Wilson v. Bellsouth Telecommunications, Inc.

97 F. App'x 36
CourtCourt of Appeals for the Sixth Circuit
DecidedApril 28, 2004
DocketNo. 03-5645
StatusPublished
Cited by1 cases

This text of 97 F. App'x 36 (Wilson v. Bellsouth Telecommunications, Inc.) is published on Counsel Stack Legal Research, covering Court of Appeals for the Sixth Circuit primary law. Counsel Stack provides free access to over 12 million legal documents including statutes, case law, regulations, and constitutions.

Bluebook
Wilson v. Bellsouth Telecommunications, Inc., 97 F. App'x 36 (6th Cir. 2004).

Opinion

ORDER

Marla H. Wilson, a Kentucky plaintiff, appeals a district court order dismissing her civil action brought under the Employee Retirement Income Security Act of 1974 (“ERISA”), 29 U.S.C. §§ 1001-1461. The parties have waived oral argument and this panel unanimously agrees that oral argument is not needed in this case. Fed. R.App. P. 34(a).

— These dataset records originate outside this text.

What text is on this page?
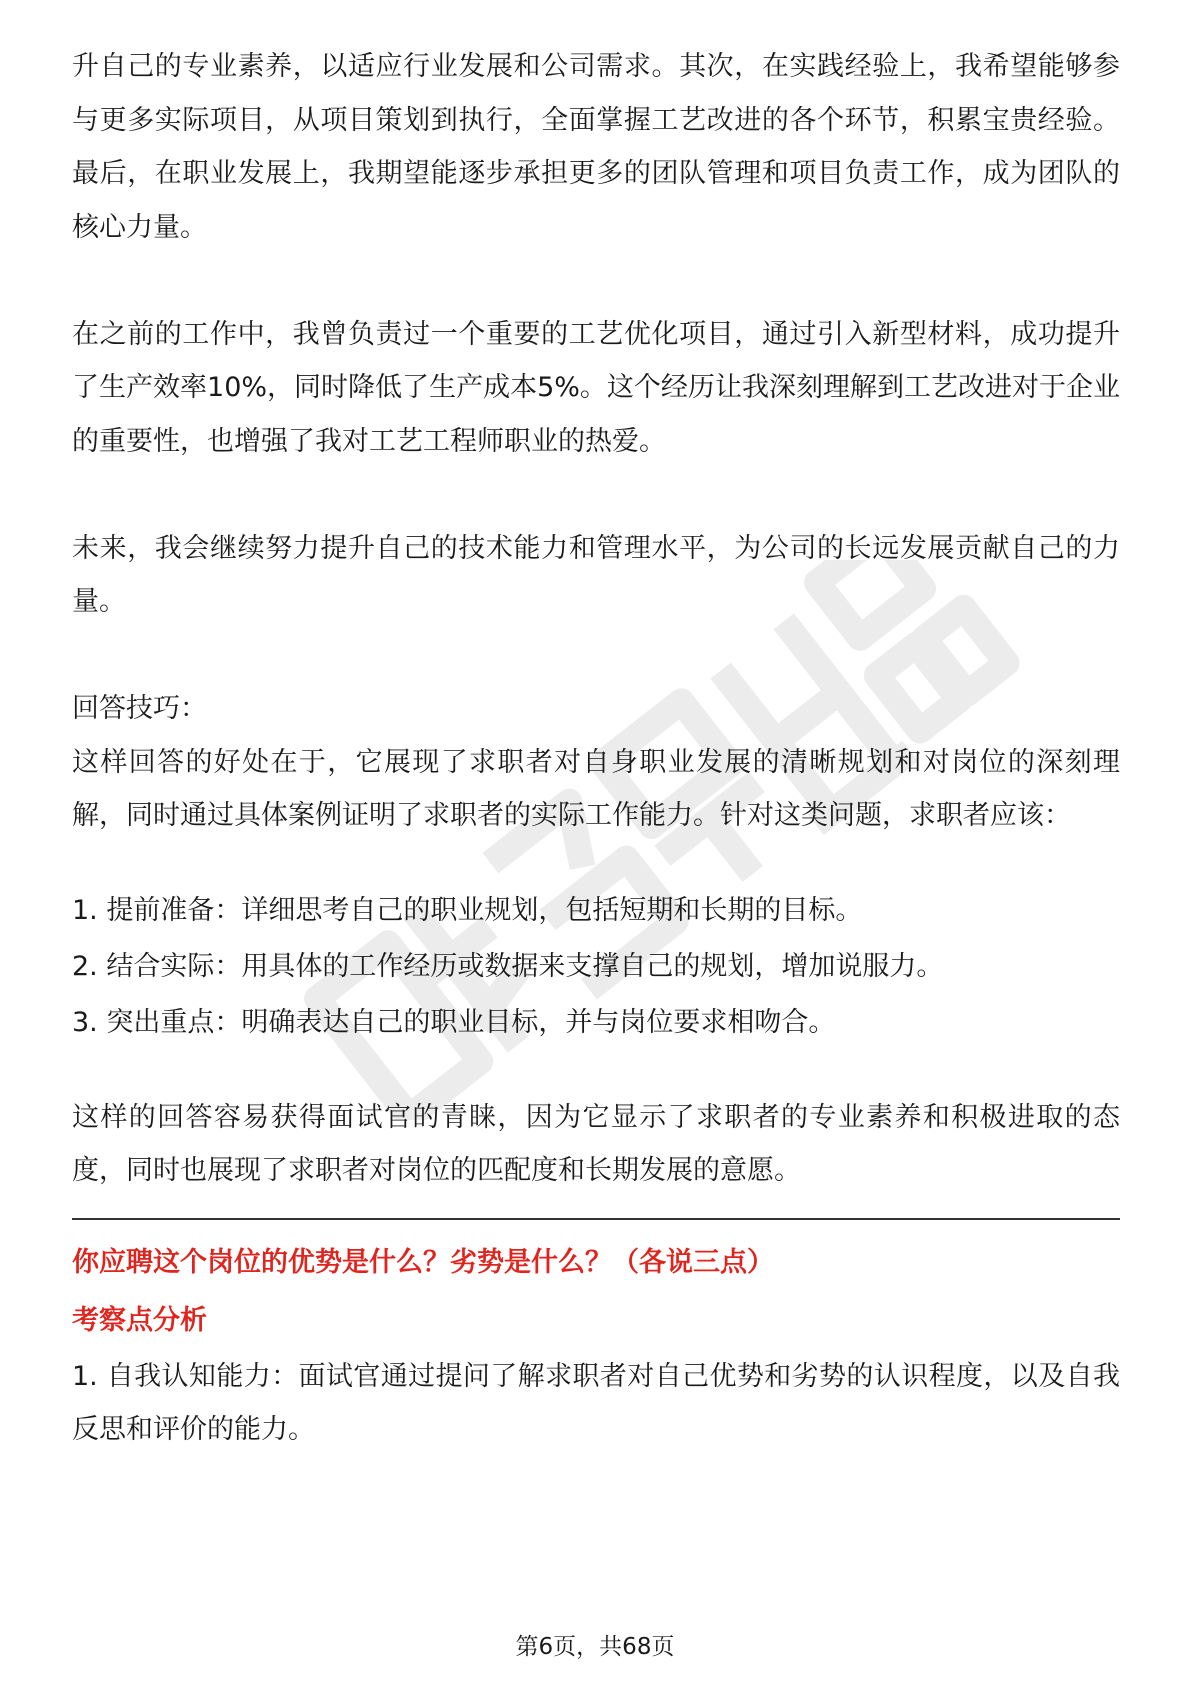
升自己的专业素养，以适应行业发展和公司需求。其次，在实践经验上，我希望能够参与更多实际项目，从项目策划到执行，全面掌握工艺改进的各个环节，积累宝贵经验。最后，在职业发展上，我期望能逐步承担更多的团队管理和项目负责工作，成为团队的核心力量。

在之前的工作中，我曾负责过一个重要的工艺优化项目，通过引入新型材料，成功提升了生产效率10%，同时降低了生产成本5%。这个经历让我深刻理解到工艺改进对于企业的重要性，也增强了我对工艺工程师职业的热爱。

未来，我会继续努力提升自己的技术能力和管理水平，为公司的长远发展贡献自己的力量。

回答技巧：

这样回答的好处在于，它展现了求职者对自身职业发展的清晰规划和对岗位的深刻理解，同时通过具体案例证明了求职者的实际工作能力。针对这类问题，求职者应该：

1. 提前准备：详细思考自己的职业规划，包括短期和长期的目标。

2. 结合实际：用具体的工作经历或数据来支撑自己的规划，增加说服力。

3. 突出重点：明确表达自己的职业目标，并与岗位要求相吻合。

这样的回答容易获得面试官的青睐，因为它显示了求职者的专业素养和积极进取的态度，同时也展现了求职者对岗位的匹配度和长期发展的意愿。

你应聘这个岗位的优势是什么？劣势是什么？（各说三点）

考察点分析

1. 自我认知能力：面试官通过提问了解求职者对自己优势和劣势的认识程度，以及自我反思和评价的能力。

第6页，共68页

Wilson was employed by BellSouth Telecommunications, Inc. (“BellSouth”) or its predecessor from 1977 to 1984 and from 1988 to 2001. She last worked for Bell-South in October 2000. Kemper National Services, Inc. (“Kemper”) was designated as the administrator of BellSouth’s short term disability (STD) plan, a plan governed by ERISA. Wilson had applied for and received STD benefits during portions of 1999, 2000, and 2001 based upon a diagnosis of severe depression. However, Wilson alleged in her complaint that Kemper [37]*37wrongfully terminated her STD benefits in April 2001 and erroneously rejected her appeal as untimely.

In an order entered on May 8, 2008, the district court granted the defendants’ motion for summary judgment and dismissed the action without prejudice. The district court found that Wilson had failed to exhaust her administrative remedies, a prerequisite to bringing an action under ERISA, by failing to timely file an appeal from the termination of her benefits.

On appeal, Wilson argues that her appeal was, in fact, timely and continues to assert that her STD benefits were wrongfully terminated.

Upon review, we affirm the district court’s order. This court reviews de novo a district court’s grant of summary judgment in an ERISA action, applying the same standard used by the district court. Shelby County Health Care Corp. v. Southern Council of Indus. Workers Health & Welfare Trust Fund, 203 F.3d 926, 933 (6th Cir.2000). “Summary judgment is appropriate where there is no genuine issue of material fact and a party is entitled to a judgment as a matter of law.” Id.; Fed.R.Civ.P. 56(c).

The district court properly found that the defendants in this case were entitled to judgment as a matter of law based upon Wilson’s failure to exhaust administrative remedies. “The application of the administrative exhaustion requirement in an ERISA case is committed to the sound discretion of the district court, and thus can be disturbed on appeal only if there has been an abuse of discretion.” Fallick v. Nationwide Mut. Ins. Co., 162 F.3d 410, 418 (6th Cir.1998). Although ERISA itself is silent as to whether exhaustion of administrative remedies is a prerequisite to bringing a civil action in federal court, the federal circuit courts of appeals have almost uniformly read such a requirement into the statute. Id.; see also Ravencraft v. UNUM Life Ins. Co. of America, 212 F.3d 341, 343 (6th Cir.2000).

On May 8, 2001, Kemper sent Wilson a letter informing her that her STD benefits were terminated as of April 11, 2001. This letter stated that an appeal must be filed within 60 days of receipt of the letter; the person designated to receive the appeal and her address were clearly indicated. The 60-day requirement is also found in the STD plan description provided to Bell-South employees, including Wilson. Wilson argues that the May 8th letter was ambiguous in that it also permitted her to submit additional medical support for her claim. However, the clear language of the appeal notice and, in particular, the fact that the name and address of the person to receive an appeal were prominently provided, unambiguously put Wilson on notice that she had 60 days from her receipt of the May 8th letter in which to appeal the denial of benefits, apart from any additional evidence she should wish to provide. Moreover, the response to Wilson’s additional submission was dated June 20, 2001, and stated that her STD benefits remained denied. This was, again, a clear indication that an appeal was to be taken from the May 8th notice; in fact, the June 20th letter did not include the name and address of the person to whom an appeal would be sent. Wilson still had time after she received the June 20th letter, i.e., until July 8th, in which to appeal. Instead, she waited until July 31, 2001, to fax an appeal to the designated individual.

In any event, our review of the record in this case convinces us that Kemper’s decision to terminate Wilson’s disability benefits was not arbitrary and capricious. See Shelby County Health Care Corp., 203 F.3d at 933.

[38]*38Accordingly, the district court’s order is affirmed.